Rektor Universitas Brawijaya (UB), Prof. Dr. Widodo menyoroti pentingnya pendidikan vokasi dan industrialisasi sebagai prioritas pembangunan nasional. Ia menyarankan, dana besar yang dikelola Danantara bisa dimanfaatkan membangun ekosistem industri nasional.
Menurut Widodo, jika Indonesia ingin menjadi negara industri, maka pendidikan vokasi harus mendapatkan perhatian lebih karena lebih berorientasi pada keterampilan yang dibutuhkan oleh dunia usaha dan dunia industri.
"Selama ini pendidikan vokasi masih dianggap pilihan kedua setelah akademik. Padahal, kalau Indonesia ingin membangun industri, pendidikan vokasi itu sangat penting karena lebih matching dengan kebutuhan industri," ujar Prof. Widodo kepada wartawan di kampus UB, Rabu (30/7/2025).
SCROLL TO CONTINUE WITH CONTENT
Prof Widodo juga menekankan bahwa pembangunan industri tidak bisa berjalan sendiri tanpa adanya ekosistem pendukung.
Seperti bahan baku, regulasi yang memudahkan investasi, dan riset yang terintegrasi. Di sinilah, menurut Prof.
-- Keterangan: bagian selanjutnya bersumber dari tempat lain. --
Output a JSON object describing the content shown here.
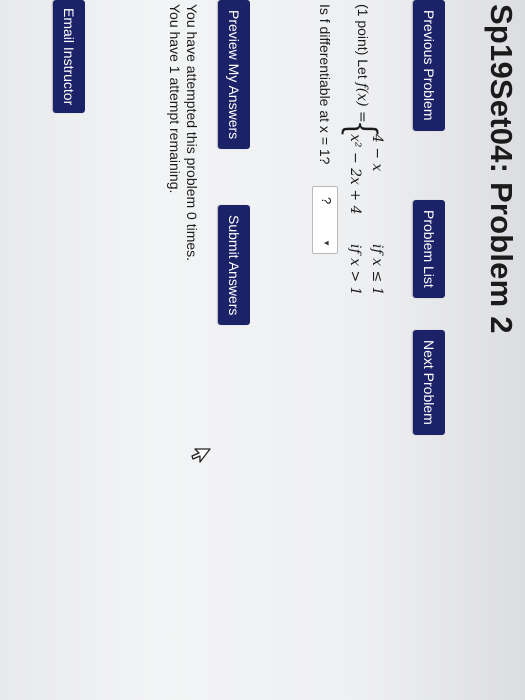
{
  "page": {
    "title": "Sp19Set04: Problem 2"
  },
  "nav": {
    "previous_label": "Previous Problem",
    "list_label": "Problem List",
    "next_label": "Next Problem"
  },
  "problem": {
    "points": "(1 point) Let",
    "f_def": "f(x) =",
    "pieces": [
      {
        "expr": "4 − x",
        "cond": "if x ≤ 1"
      },
      {
        "expr": "x² − 2x + 4",
        "cond": "if x > 1"
      }
    ],
    "question": "Is f differentiable at x = 1?",
    "answer_selected": "?"
  },
  "actions": {
    "preview_label": "Preview My Answers",
    "submit_label": "Submit Answers"
  },
  "status": {
    "attempted": "You have attempted this problem 0 times.",
    "remaining": "You have 1 attempt remaining."
  },
  "footer": {
    "email_label": "Email Instructor"
  },
  "colors": {
    "button_bg": "#1c2268",
    "button_text": "#ffffff"
  },
  "icons": {
    "cursor": "mouse-pointer-icon",
    "select_caret": "caret-down-icon"
  }
}
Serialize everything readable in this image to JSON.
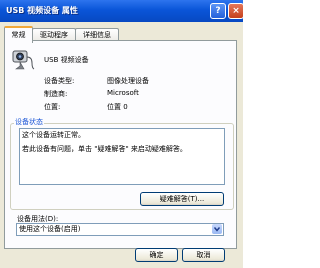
{
  "window": {
    "title": "USB 视频设备 属性",
    "help_label": "?",
    "close_label": "×"
  },
  "tabs": [
    {
      "label": "常规",
      "active": true
    },
    {
      "label": "驱动程序",
      "active": false
    },
    {
      "label": "详细信息",
      "active": false
    }
  ],
  "device": {
    "name": "USB 视频设备",
    "info": [
      {
        "label": "设备类型:",
        "value": "图像处理设备"
      },
      {
        "label": "制造商:",
        "value": "Microsoft"
      },
      {
        "label": "位置:",
        "value": "位置 0"
      }
    ]
  },
  "status": {
    "group_title": "设备状态",
    "line1": "这个设备运转正常。",
    "line2": "若此设备有问题，单击 \"疑难解答\" 来启动疑难解答。",
    "troubleshoot_label": "疑难解答(T)..."
  },
  "usage": {
    "label": "设备用法(D):",
    "selected": "使用这个设备(启用)"
  },
  "buttons": {
    "ok": "确定",
    "cancel": "取消"
  }
}
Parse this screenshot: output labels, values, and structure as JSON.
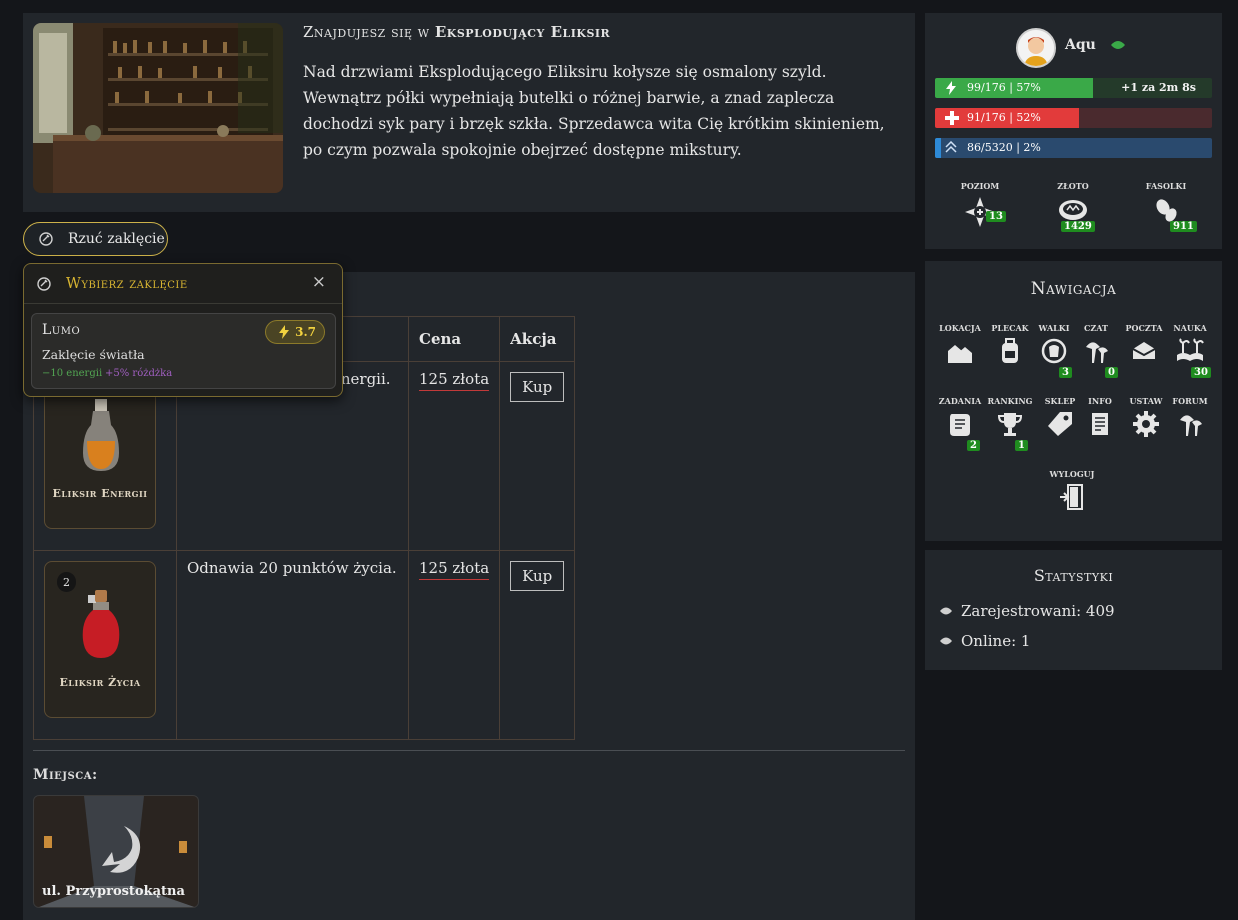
{
  "location": {
    "title_prefix": "Znajdujesz się w",
    "title_name": "Eksplodujący Eliksir",
    "description": "Nad drzwiami Eksplodującego Eliksiru kołysze się osmalony szyld. Wewnątrz półki wypełniają butelki o różnej barwie, a znad zaplecza dochodzi syk pary i brzęk szkła. Sprzedawca wita Cię krótkim skinieniem, po czym pozwala spokojnie obejrzeć dostępne mikstury."
  },
  "spell_button": {
    "label": "Rzuć zaklęcie"
  },
  "spell_popup": {
    "title": "Wybierz zaklęcie",
    "close": "×",
    "spell": {
      "name": "Lumo",
      "cost": "3.7",
      "description": "Zaklęcie światła",
      "effect_energy": "−10 energii",
      "effect_wand": "+5% różdżka"
    }
  },
  "shop": {
    "headers": {
      "price": "Cena",
      "action": "Akcja"
    },
    "rows": [
      {
        "item_name": "Eliksir Energii",
        "description_visible": "energii.",
        "price": "125 złota",
        "buy": "Kup"
      },
      {
        "item_name": "Eliksir Życia",
        "badge_count": "2",
        "description": "Odnawia 20 punktów życia.",
        "price": "125 złota",
        "buy": "Kup"
      }
    ]
  },
  "places": {
    "title": "Miejsca:",
    "items": [
      {
        "name": "ul. Przyprostokątna"
      }
    ]
  },
  "profile": {
    "username": "Aqu",
    "energy": {
      "text": "99/176 | 57%",
      "extra": "+1 za 2m 8s",
      "fill": 0.57,
      "color": "#3aa948"
    },
    "health": {
      "text": "91/176 | 52%",
      "fill": 0.52,
      "color": "#e23b3b"
    },
    "xp": {
      "text": "86/5320 | 2%",
      "fill": 0.02,
      "color": "#2e8ad6"
    },
    "stats": [
      {
        "label": "POZIOM",
        "value": "13",
        "icon": "level-icon"
      },
      {
        "label": "ZŁOTO",
        "value": "1429",
        "icon": "gold-coin-icon"
      },
      {
        "label": "FASOLKI",
        "value": "911",
        "icon": "beans-icon"
      }
    ]
  },
  "navigation": {
    "title": "Nawigacja",
    "items": [
      {
        "label": "LOKACJA",
        "icon": "houses-icon"
      },
      {
        "label": "PLECAK",
        "icon": "backpack-icon"
      },
      {
        "label": "WALKI",
        "icon": "fist-icon",
        "badge": "3"
      },
      {
        "label": "CZAT",
        "icon": "chat-icon",
        "badge": "0"
      },
      {
        "label": "POCZTA",
        "icon": "mail-icon"
      },
      {
        "label": "NAUKA",
        "icon": "book-icon",
        "badge": "30"
      },
      {
        "label": "ZADANIA",
        "icon": "scroll-icon",
        "badge": "2"
      },
      {
        "label": "RANKING",
        "icon": "trophy-icon",
        "badge": "1"
      },
      {
        "label": "SKLEP",
        "icon": "tag-icon"
      },
      {
        "label": "INFO",
        "icon": "document-icon"
      },
      {
        "label": "USTAW",
        "icon": "gear-icon"
      },
      {
        "label": "FORUM",
        "icon": "forum-icon"
      },
      {
        "label": "WYLOGUJ",
        "icon": "logout-icon"
      }
    ]
  },
  "statistics": {
    "title": "Statystyki",
    "registered": "Zarejestrowani: 409",
    "online": "Online: 1"
  }
}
Widodo, dana besar yang dikelola oleh Danantara seharusnya bisa dimanfaatkan secara strategis.
"Danantara seharusnya hadir untuk membangun ekosistem industri nasional, bukan langsung bikin universitas. SDM kita sudah banyak, universitas juga banyak. Tapi belum ada ekosistem riset industri yang kuat dan terkoordinasi," tegasnya.
Prof. Widodo juga menyampaikan kritik terhadap kecenderungan pihak-pihak seperti Danantara yang lebih memilih bekerja sama dengan universitas luar negeri dibanding menggandeng perguruan tinggi dalam negeri.
"Kalau terus-terusan kerjasama dengan kampus luar, lalu kapan SDM kita berkembang? Masa ITB, UI, UGM, IPB, UB dianggap nggak bagus? Ini bisa memutus link antara industri dan pendidikan kita," katanya.
Prof Widodo juga mendorong agar roadmap industrialisasi Indonesia segera disusun dengan melibatkan perguruan tinggi sebagai mitra strategis dalam penyediaan SDM dan riset teknologi.
"Danantara harus menyusun roadmap industrialisasi. Dari situ baru bilang ke universitas. Saya butuh SDM seperti ini. Kalau itu tidak ada, maka yang terjadi adalah missed link, dan pendidikan kita akan terus tertinggal," pungkasnya.